Depois da Era do Gelo veio a agricultura, em seguida o escambo e o comércio, depois a Era Industrial e por último, a Era da Informação batizada assim por Peter Drucker.

Na semana do Dia do Trabalho ou Dia do Trabalhador, muito é comemorado e muito é protestado. Capital versus trabalho é um tema muito polêmico e complexo do qual prefiro abster-me nesta coluna. A luta por melhores condições trabalhistas se confunde com a luta pela liberdade e pelos direitos civis. É praticamente impossível separar umas das outras, por isso muitas revoluções começaram pela revolta ou reivindicações dos trabalhadores e logo ganharam corpo quando se chocavam com a necessidade de mais liberdade e garantias civis.

São várias as passagens importantes e muitas as histórias de lutas no mundo todo, mas eu separei, dentre tantas, algumas que eu particularmente gosto muito por terem, de certa forma, modificado grande parte do nosso planeta. Liberdade, trabalho, garantias civis direta ou indiretamente estarão sempre juntos, em menor ou maior intensidade, felizes ou não; no húmus desse labor que pelas mãos dos trabalhadores (empregados públicos e privados e empresários) que tentamos fazer um mundo melhor e lutamos para sobreviver, seja construindo ou reivindicando. Mesmo desgastada e deturpada a frase continua forte e expressa uma verdade construída por trás de grandes conquistas que é “Do povo, pelo povo e para o povo”.

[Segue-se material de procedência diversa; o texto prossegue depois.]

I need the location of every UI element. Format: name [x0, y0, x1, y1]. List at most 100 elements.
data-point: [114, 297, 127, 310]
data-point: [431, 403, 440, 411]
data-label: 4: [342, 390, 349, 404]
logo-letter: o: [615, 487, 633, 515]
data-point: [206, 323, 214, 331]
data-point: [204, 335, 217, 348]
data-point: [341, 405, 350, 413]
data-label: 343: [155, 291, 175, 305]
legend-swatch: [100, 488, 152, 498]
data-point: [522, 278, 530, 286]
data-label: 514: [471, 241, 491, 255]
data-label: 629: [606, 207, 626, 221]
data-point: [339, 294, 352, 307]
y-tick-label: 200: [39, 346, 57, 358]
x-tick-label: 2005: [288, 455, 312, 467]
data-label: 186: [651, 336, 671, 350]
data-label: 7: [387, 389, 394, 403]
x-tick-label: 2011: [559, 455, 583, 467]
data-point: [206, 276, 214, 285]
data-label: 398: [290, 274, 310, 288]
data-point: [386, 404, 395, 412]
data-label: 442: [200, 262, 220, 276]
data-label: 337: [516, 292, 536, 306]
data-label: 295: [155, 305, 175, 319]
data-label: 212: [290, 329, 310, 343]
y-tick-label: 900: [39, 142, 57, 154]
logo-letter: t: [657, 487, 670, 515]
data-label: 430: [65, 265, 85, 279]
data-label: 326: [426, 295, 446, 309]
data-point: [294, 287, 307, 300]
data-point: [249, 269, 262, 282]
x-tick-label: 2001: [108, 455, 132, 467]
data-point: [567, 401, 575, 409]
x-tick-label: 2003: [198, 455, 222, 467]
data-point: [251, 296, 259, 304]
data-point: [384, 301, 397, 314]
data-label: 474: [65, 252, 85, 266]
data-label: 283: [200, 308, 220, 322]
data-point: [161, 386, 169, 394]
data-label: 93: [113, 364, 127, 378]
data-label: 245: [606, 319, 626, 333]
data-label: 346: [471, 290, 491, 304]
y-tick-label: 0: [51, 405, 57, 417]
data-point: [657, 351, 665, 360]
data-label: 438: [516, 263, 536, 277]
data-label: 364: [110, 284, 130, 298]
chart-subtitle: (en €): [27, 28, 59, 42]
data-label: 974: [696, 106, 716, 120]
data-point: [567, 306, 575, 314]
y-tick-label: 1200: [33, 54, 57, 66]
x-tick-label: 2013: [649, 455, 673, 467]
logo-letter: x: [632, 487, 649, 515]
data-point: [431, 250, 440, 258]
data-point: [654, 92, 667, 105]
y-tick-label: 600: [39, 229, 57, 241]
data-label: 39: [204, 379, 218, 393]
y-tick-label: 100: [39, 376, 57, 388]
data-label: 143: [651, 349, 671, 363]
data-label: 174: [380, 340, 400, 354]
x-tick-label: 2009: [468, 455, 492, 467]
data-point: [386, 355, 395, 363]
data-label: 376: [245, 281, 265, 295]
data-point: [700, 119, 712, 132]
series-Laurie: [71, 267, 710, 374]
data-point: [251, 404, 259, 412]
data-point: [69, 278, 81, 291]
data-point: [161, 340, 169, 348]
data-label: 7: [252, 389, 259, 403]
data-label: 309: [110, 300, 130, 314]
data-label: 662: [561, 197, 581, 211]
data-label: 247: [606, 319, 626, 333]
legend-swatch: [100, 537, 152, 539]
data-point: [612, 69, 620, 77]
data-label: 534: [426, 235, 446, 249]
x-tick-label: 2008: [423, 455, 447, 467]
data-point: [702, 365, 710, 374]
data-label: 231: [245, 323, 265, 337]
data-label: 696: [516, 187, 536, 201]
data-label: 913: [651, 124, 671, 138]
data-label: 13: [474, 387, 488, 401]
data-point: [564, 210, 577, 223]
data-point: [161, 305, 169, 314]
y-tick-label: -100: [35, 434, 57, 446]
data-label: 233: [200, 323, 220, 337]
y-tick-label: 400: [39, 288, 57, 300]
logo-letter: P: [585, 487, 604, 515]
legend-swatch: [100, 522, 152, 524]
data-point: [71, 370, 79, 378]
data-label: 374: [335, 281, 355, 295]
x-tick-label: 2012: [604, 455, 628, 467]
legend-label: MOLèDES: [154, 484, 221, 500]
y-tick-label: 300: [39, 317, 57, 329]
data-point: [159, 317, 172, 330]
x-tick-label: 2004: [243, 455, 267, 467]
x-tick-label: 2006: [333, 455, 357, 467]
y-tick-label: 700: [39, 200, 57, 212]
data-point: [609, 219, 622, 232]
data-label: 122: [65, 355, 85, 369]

Em 1886 uma manifestação de trabalhadores de Chicago, EUA, tinha como finalidade reivindicar a redução da jornada de trabalho para 8 horas diárias e teve a participação de milhares de pessoas. Nesse dia teve início uma greve geral nos EUA . No dia 3 de Maio aconteceu o primeiro embate com a polícia e resultou na morte de manifestantes. No dia seguinte, 4 de Maio, nova manifestação foi organizada como protesto pelos conflitos dos dias anteriores. Uma bomba foi lançada por desconhecidos bem no meio dos policiais matando sete membros da força policial. A polícia abriu fogo matando doze pessoas e ferindo dezenas, ficando a batalha conhecida como a Revolta de Haymarket.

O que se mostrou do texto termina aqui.